Neurocognitive status and QOL following the Novel HeartWare® Left Ventricular Assist Device (LVAD)
Publication Details
Birks, E., Streuber, M., O'Driscoll, G., Jansz, P., Meyer, A., Schima, H., et al. (2008). Neurocognitive status and QOL following the novel HeartWare® Left Ventricular Assist Device (LVAD). Journal of Cardiac Failure, 14(6), S56. doi: 10.1016/j.cardfail.2008.06.175
Abstract
Introduction: HeartWare® is a new centrifugal third generation LVAD. Its small size (allowing a less invasive implant procedure), good flows and user friendly software might influence quality of life (QOL). Hence we report initial health-related QOL and neurocognitive data from a multi-center prospective non-randomized study of the HeartWare® VAD.
Methods: Thirty patients were enrolled at 5 centres and preliminary results for a sample of 11 patients (age 46.5 (28–60) yrs) tested before implant (baseline), 4 weeks and 3 months post-implant are reported. Patients were included in the analysis if they had complete QOL and neurocognitive data for the 3 time-points. The Kansas City Cardiomyopathy Questionnaire (KCCQ) was used to measure health-related functional status and QOL. The neurocognitive battery consisted of measures of verbal memory, cognitive speed, attention, language, planning, and mental flexibility.

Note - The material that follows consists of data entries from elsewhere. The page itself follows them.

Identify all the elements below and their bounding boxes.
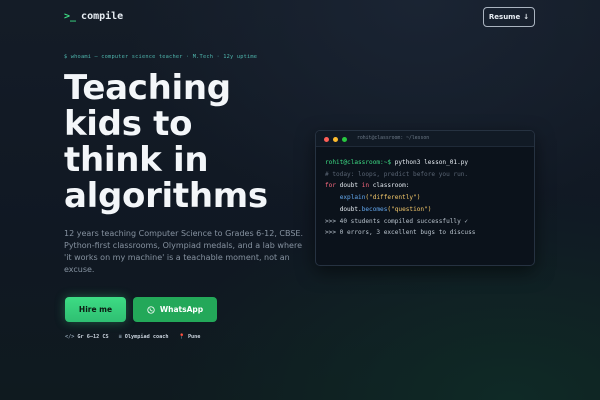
- terminal-line-becomes: doubt.becomes("question"): [339, 205, 432, 213]
- navbar: >_ compile Resume ↓: [0, 0, 600, 34]
- minimize-dot-icon[interactable]: [333, 137, 338, 142]
- hero-description: 12 years teaching Computer Science to Gr…: [64, 229, 304, 274]
- code-icon: </>: [65, 334, 75, 340]
- headline-line-3: think in: [64, 140, 209, 180]
- whoami-line: $ whoami — computer science teacher · M.…: [64, 54, 258, 60]
- logo-prompt-icon: >_: [64, 11, 77, 22]
- terminal-body: rohit@classroom:~$ python3 lesson_01.py #…: [325, 157, 475, 239]
- resume-label: Resume: [488, 13, 521, 21]
- whatsapp-label: WhatsApp: [159, 305, 204, 314]
- terminal-line-command: rohit@classroom:~$ python3 lesson_01.py: [325, 159, 469, 166]
- download-icon: ↓: [523, 13, 530, 21]
- hire-me-button[interactable]: Hire me: [65, 297, 126, 322]
- maximize-dot-icon[interactable]: [342, 137, 347, 142]
- terminal-window: rohit@classroom: ~/lesson rohit@classroo…: [315, 130, 535, 266]
- whatsapp-button[interactable]: WhatsApp: [133, 297, 217, 322]
- list-icon: ≡: [118, 334, 122, 340]
- meta-item-location: 📍 Pune: [178, 334, 201, 340]
- terminal-line-output-2: >>> 0 errors, 3 excellent bugs to discus…: [325, 229, 476, 237]
- terminal-title: rohit@classroom: ~/lesson: [357, 136, 430, 141]
- page-title: Teaching kids to think in algorithms: [64, 70, 304, 214]
- terminal-titlebar: rohit@classroom: ~/lesson: [316, 131, 534, 147]
- logo-text: compile: [81, 11, 124, 22]
- headline-line-4: algorithms: [64, 176, 268, 216]
- meta-item-olympiad: ≡ Olympiad coach: [118, 334, 169, 340]
- headline-line-2: kids to: [64, 104, 193, 144]
- hero-meta: </> Gr 6–12 CS ≡ Olympiad coach 📍 Pune: [65, 334, 200, 340]
- close-dot-icon[interactable]: [324, 137, 329, 142]
- terminal-line-output-1: >>> 40 students compiled successfully ✓: [325, 217, 469, 225]
- location-pin-icon: 📍: [178, 334, 185, 340]
- logo[interactable]: >_ compile: [64, 11, 123, 22]
- whatsapp-icon: [147, 305, 155, 314]
- meta-item-grades: </> Gr 6–12 CS: [65, 334, 109, 340]
- terminal-line-for: for doubt in classroom:: [325, 182, 410, 190]
- resume-button[interactable]: Resume ↓: [483, 7, 535, 27]
- terminal-line-explain: explain("differently"): [339, 194, 421, 202]
- terminal-line-comment: # today: loops, predict before you run.: [325, 170, 469, 178]
- headline-line-1: Teaching: [64, 68, 231, 108]
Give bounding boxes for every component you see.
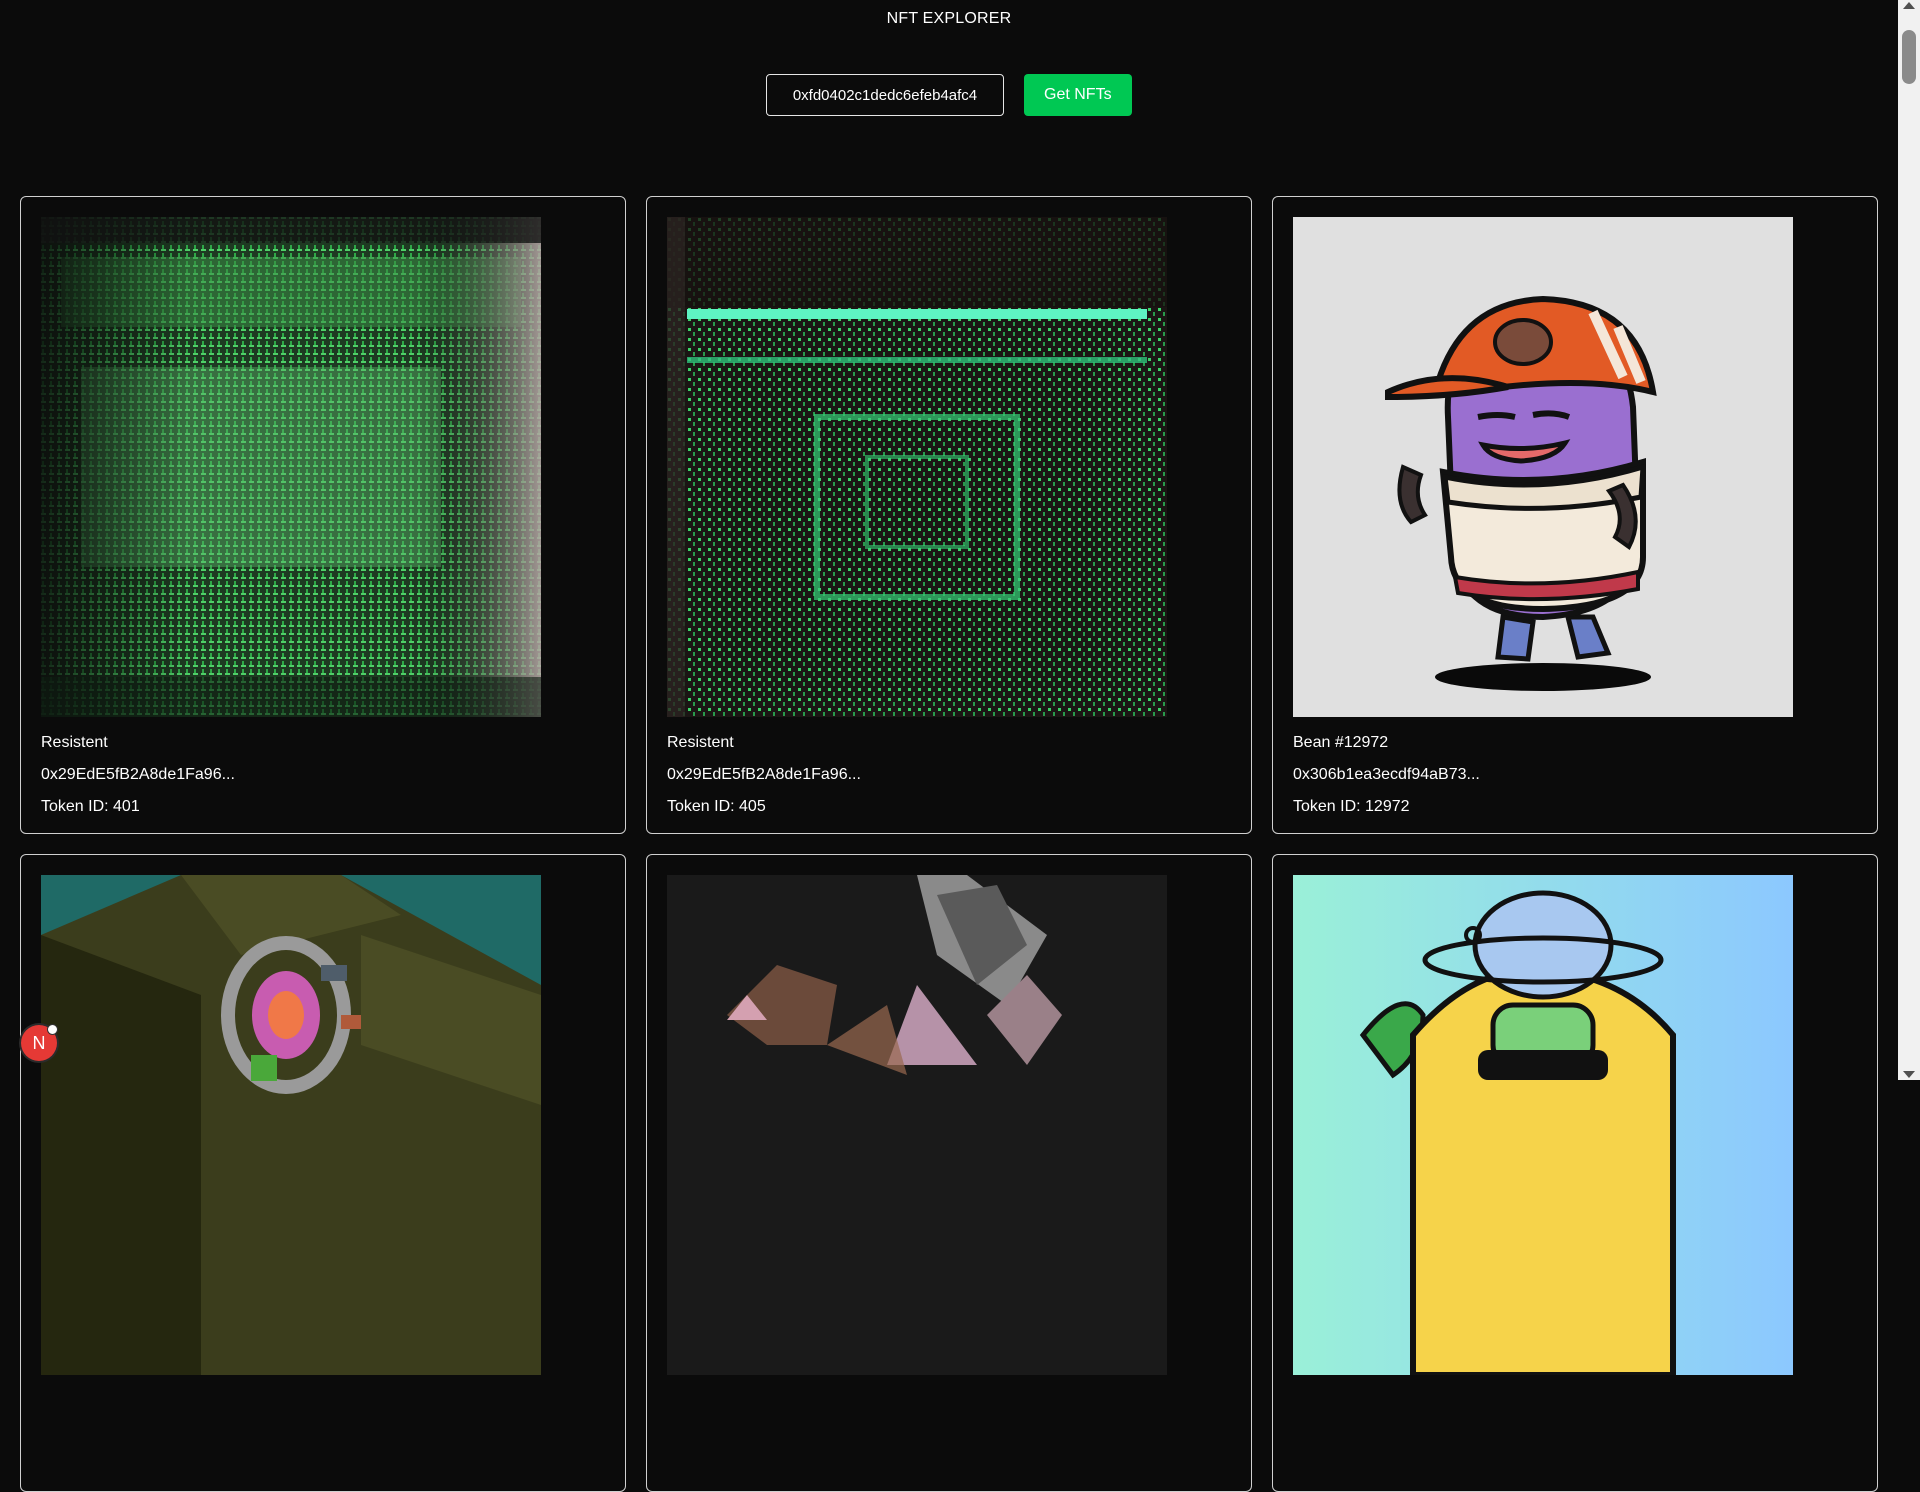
- nft-card[interactable]: [646, 854, 1252, 1492]
- scroll-up-arrow-icon[interactable]: [1903, 2, 1915, 9]
- nft-token-id: Token ID: 405: [667, 798, 766, 815]
- search-controls: Get NFTs: [766, 74, 1132, 116]
- notification-dot-icon: [47, 1024, 58, 1035]
- nft-token-id: Token ID: 12972: [1293, 798, 1410, 815]
- wallet-address-input[interactable]: [766, 74, 1004, 116]
- nft-image-voxel-portal: [41, 875, 541, 1375]
- nft-token-id: Token ID: 401: [41, 798, 140, 815]
- vertical-scrollbar[interactable]: [1898, 0, 1920, 1080]
- nft-card[interactable]: Resistent 0x29EdE5fB2A8de1Fa96... Token …: [20, 196, 626, 834]
- nft-card[interactable]: [1272, 854, 1878, 1492]
- nft-card[interactable]: Bean #12972 0x306b1ea3ecdf94aB73... Toke…: [1272, 196, 1878, 834]
- nft-contract-address: 0x306b1ea3ecdf94aB73...: [1293, 766, 1480, 783]
- app-title: NFT EXPLORER: [886, 10, 1012, 27]
- nft-name: Resistent: [41, 734, 108, 751]
- nft-image-pineapple-character: [1293, 875, 1793, 1375]
- dev-tools-badge-label: N: [32, 1032, 46, 1053]
- get-nfts-button[interactable]: Get NFTs: [1024, 74, 1132, 116]
- scroll-thumb[interactable]: [1902, 30, 1916, 84]
- nft-contract-address: 0x29EdE5fB2A8de1Fa96...: [667, 766, 861, 783]
- nft-image-crystal-shards: [667, 875, 1167, 1375]
- nft-contract-address: 0x29EdE5fB2A8de1Fa96...: [41, 766, 235, 783]
- nft-grid: Resistent 0x29EdE5fB2A8de1Fa96... Token …: [20, 196, 1878, 1492]
- nft-card[interactable]: Resistent 0x29EdE5fB2A8de1Fa96... Token …: [646, 196, 1252, 834]
- dev-tools-badge[interactable]: N: [21, 1024, 58, 1061]
- nft-name: Bean #12972: [1293, 734, 1389, 751]
- scroll-down-arrow-icon[interactable]: [1903, 1071, 1915, 1078]
- nft-name: Resistent: [667, 734, 734, 751]
- nft-image-green-matrix: [667, 217, 1167, 717]
- nft-image-green-glitch: [41, 217, 541, 717]
- nft-image-bean-character: [1293, 217, 1793, 717]
- nft-card[interactable]: [20, 854, 626, 1492]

Results: Actuarial survival (n = 30) was 93% at 180 days and 86% at 1 year. For the 11 patients with complete data, QOL improved on every subscale of the KCCQ. Individually, 55% (n = 6) reported clinically significant improvement in health-related functional status and QOL, 27% (n = 3) no change, and 18% (n = 2) a decline at 3 months post-surgery vs. baseline. Reduction in symptom burden was the most noticeable change in QOL with 45.5% (n = 5) reporting significant improvement and 54.5% (n = 16) reporting no change and no worsening in the impact of symptoms on their daily lives at 3 months post-surgery vs. baseline. Prior to LVAD implant, patients as a group were impaired on tests of verbal memory and mental flexibility compared to age-matched norms. Four weeks after surgery, neurocognitive status remained the same or improved for the majority. A subset of patients showed transient declines in verbal memory ability (n = 3), language (n = 1) and planning (n = 2) after 4 weeks that improved to baseline or near baseline levels by 3 months. Of note statistically significant improvements in verbal memory ability occured in 40% and in mental flexibility in 45.5% 3 months post-surgery vs.baseline.
Conclusions: QOL is substantially improved 3 months after HeartWare® implant in the majority of patients. Patients showed significant improvements or no change in neurocognitive status 3 months after LVAD, likely attributable to decreased symptom burden and improved overall functional status.